PET scans that measure glucose use paint a different picture. Because active brain cells burn glucose for energy, areas with dying neurons show up as cold spots, regions of reduced metabolic activity. In early Alzheimer’s, these cold spots appear most prominently in the posterior cingulate cortex, the precuneus (a region near the top-back of the brain), and the parietal and temporal lobes. About 86% of Alzheimer’s patients show reduced glucose metabolism in the posterior cingulate, 71% in the temporal cortex, 64% in the parietal cortex, and 35% in the frontal cortex. The primary sensory areas, motor cortex, and cerebellum tend to maintain near-normal activity. This specific pattern of reduced metabolism, concentrated in the back and sides of the brain while sparing the front and deeper structures, helps distinguish Alzheimer’s from other dementias like frontotemporal dementia, which hits the frontal and anterior temporal regions first.

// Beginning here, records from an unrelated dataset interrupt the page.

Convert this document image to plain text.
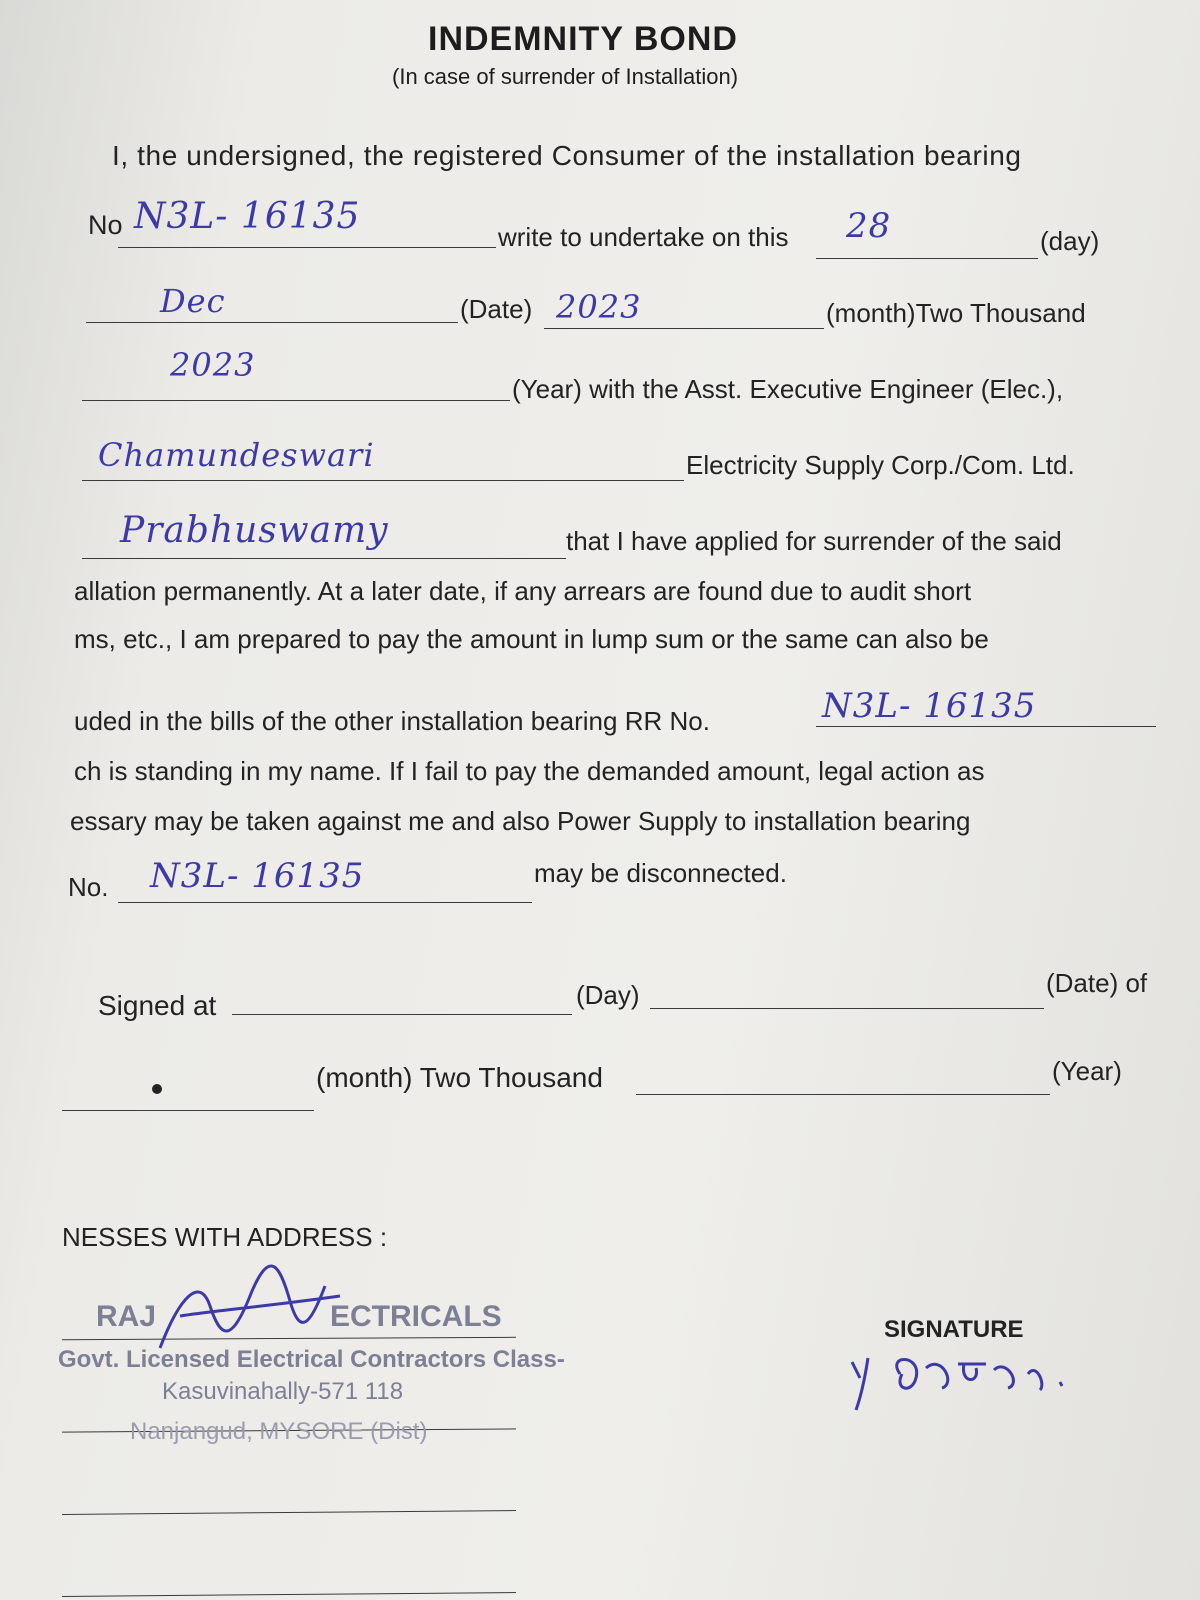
INDEMNITY BOND
(In case of surrender of Installation)
I, the undersigned, the registered Consumer of the installation bearing
No N3L- 16135	write to undertake on this 28	(day)
Dec	(Date) 2023	(month)Two Thousand
2023
(Year) with the Asst. Executive Engineer (Elec.),
Chamundeswari	Electricity Supply Corp./Com. Ltd.
Prabhuswamy	that I have applied for surrender of the said
allation permanently. At a later date, if any arrears are found due to audit short
ms, etc., I am prepared to pay the amount in lump sum or the same can also be
uded in the bills of the other installation bearing RR No.	N3L- 16135
ch is standing in my name. If I fail to pay the demanded amount, legal action as
essary may be taken against me and also Power Supply to installation bearing
No. N3L- 16135	may be disconnected.
Signed at	(Day)	(Date) of
(month) Two Thousand	(Year)
NESSES WITH ADDRESS :
RAJ	ECTRICALS
Govt. Licensed Electrical Contractors Class-
Kasuvinahally-571 118
Nanjangud, MYSORE (Dist)
SIGNATURE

Changes Start Years Before Symptoms
One of the most important things to understand about an Alzheimer’s brain is that the physical damage begins long before anyone notices a problem. The preclinical stage, when plaques and tangles are accumulating but memory still seems normal, can last for years or even decades. By the time someone starts forgetting names or misplacing things (the mild, early stage), substantial structural changes are already underway. Cortical thickness and hippocampal volume are already measurably reduced in people with early memory complaints who have biological markers of Alzheimer’s in their spinal fluid.
This long silent phase is why researchers have pushed to identify Alzheimer’s through biomarkers rather than waiting for symptoms. The brain you’d see on a scan at the point of diagnosis has already been changing for a long time.